According to early polls, the ruling party of national conservative Janez Janša loses a majority in Slovenian elections. Robert Golob’s Liberation Movement Can Win Clear Victory
The newly founded liberation movement (Gibanje svoboda) won a landslide victory in Slovenian parliamentary elections. This is demonstrated by a post-election poll that was published by the TV channel RTV Slovenija on the Sunday night after the elections ended. Thus, the movement of former top manager Robert Golob reached almost 36% of the votes. Prime Minister Janez Janša’s conservative Democratic Party (SDS) finished in second place with less than 23 percent.
Immediately after the end of the election, the vice-president of the SDS, Aleš Hojs, admitted the defeat of the hitherto largest parliamentary party. “We have to congratulate the relative winner of the election,” Hojs said. “Apparently people have put their faith in a new face again,” he said, referring to the former head of Slovenia’s biggest energy supply company, Gen-I, Robert Golob, who only entered Slovenian politics in January. . His deputy Marta Kos was initially “surprised” by the result, which was not expected to be so clear.
Nothing came from the face to face race
Indeed, the most recent polls released ahead of election day showed a fierce contest between the freedom movement and the SDS. According to the post-election survey, only three other parties made it to parliament, namely the Christian Democratic Party “New Slovenia” (NSi), which previously co-ruled, with 6.6 percent, the Social Democrats with 6, 6 percent and the left with 4.4 percent.
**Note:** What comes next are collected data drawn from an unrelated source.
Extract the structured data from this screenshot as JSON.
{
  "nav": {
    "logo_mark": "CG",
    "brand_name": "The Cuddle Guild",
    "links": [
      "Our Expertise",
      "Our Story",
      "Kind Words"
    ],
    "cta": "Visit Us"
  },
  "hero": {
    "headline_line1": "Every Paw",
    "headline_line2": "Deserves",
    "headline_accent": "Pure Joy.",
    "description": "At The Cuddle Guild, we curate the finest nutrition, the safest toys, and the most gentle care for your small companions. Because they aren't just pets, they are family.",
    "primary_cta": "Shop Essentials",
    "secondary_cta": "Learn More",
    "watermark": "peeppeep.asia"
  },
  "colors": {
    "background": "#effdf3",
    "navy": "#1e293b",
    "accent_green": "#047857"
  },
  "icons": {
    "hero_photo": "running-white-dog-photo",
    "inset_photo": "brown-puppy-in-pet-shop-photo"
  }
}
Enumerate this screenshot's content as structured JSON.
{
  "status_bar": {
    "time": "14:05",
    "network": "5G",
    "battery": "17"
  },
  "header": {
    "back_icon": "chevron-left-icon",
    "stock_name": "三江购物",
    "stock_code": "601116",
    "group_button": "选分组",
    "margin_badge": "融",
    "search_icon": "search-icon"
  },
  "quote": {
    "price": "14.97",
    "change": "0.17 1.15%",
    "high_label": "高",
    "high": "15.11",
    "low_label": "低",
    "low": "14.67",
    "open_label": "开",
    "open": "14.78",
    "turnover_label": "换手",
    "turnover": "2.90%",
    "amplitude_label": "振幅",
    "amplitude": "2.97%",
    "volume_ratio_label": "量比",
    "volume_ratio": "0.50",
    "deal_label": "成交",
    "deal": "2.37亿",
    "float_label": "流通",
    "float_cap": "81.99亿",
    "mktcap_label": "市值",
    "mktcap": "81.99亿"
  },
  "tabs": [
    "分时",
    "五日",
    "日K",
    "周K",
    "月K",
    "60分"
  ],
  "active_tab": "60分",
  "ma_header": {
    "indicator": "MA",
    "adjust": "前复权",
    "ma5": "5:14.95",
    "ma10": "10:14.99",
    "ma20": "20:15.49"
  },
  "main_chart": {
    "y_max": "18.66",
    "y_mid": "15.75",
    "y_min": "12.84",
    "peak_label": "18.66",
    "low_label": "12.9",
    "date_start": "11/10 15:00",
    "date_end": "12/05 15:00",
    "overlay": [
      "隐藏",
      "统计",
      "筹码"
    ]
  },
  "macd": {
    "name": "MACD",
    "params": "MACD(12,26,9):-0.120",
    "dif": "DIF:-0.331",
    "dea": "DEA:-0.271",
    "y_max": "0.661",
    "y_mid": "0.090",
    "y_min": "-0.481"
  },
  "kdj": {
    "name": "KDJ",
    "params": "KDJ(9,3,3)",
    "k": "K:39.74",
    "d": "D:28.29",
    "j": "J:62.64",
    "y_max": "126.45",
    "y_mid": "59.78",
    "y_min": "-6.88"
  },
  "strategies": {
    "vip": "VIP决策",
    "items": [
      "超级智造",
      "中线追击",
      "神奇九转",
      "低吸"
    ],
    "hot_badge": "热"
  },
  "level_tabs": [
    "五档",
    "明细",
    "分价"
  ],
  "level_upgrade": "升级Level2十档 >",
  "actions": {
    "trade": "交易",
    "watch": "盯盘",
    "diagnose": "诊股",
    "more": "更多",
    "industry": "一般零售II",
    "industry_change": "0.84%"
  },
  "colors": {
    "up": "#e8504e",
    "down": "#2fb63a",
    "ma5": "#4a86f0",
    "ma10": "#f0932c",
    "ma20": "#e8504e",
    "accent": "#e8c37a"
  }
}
As several other parties fell short of the 4% barrier, the freedom movement won 42 of the 90 seats in the new parliament. One coalition partner would suffice for an absolute majority. There has not been a bipartisan coalition in Slovenia since the mid-1990s. According to the post-election survey, the SDS has 26 seats, the NSi eight, the SD seven and the left five. To date, nine parties are represented in the Slovenian parliament. For example, the second strongest parliamentary party to date, the list of former prime minister Marjan Šarec (LMŠ), was expelled from parliament, as was the party of former liberal prime minister Alenka Bratušek (SAB) – so there will be be nothing with a mandate for former neo-neos deputy Angelika Mlinar, who ran on Bratušek’s list. The Konkretno party, which was the second strongest government party led by Deputy Prime Minister Zdravko Pocivalšek, also failed to keep her in parliament.
incident on election day
An incident on election day was caused by a group of crown deniers led by former army officer Ladislav Troha, who stormed the headquarters of the state electoral commission. According to media reports, the group, which calls itself “Conscious Residents of Slovenia”, said it wanted to monitor the work of the electoral commission on behalf of civil society. As she did not want to leave the building, the police were called. Troha is said to be infected with the corona virus, the media reported. The same group broke into the public television building last fall and had to be removed from the police news studio.
Four years ago, Janša’s SDS clearly became the strongest force, but was initially held out of power by a left-liberal coalition. He only made a comeback in early 2020. Since then he has polarized the media and the judiciary, which is why his opponents stylized the election as the fatal decision for Slovenian democracy and mobilized it massively. In fact, participation this year was significantly higher than in 2018.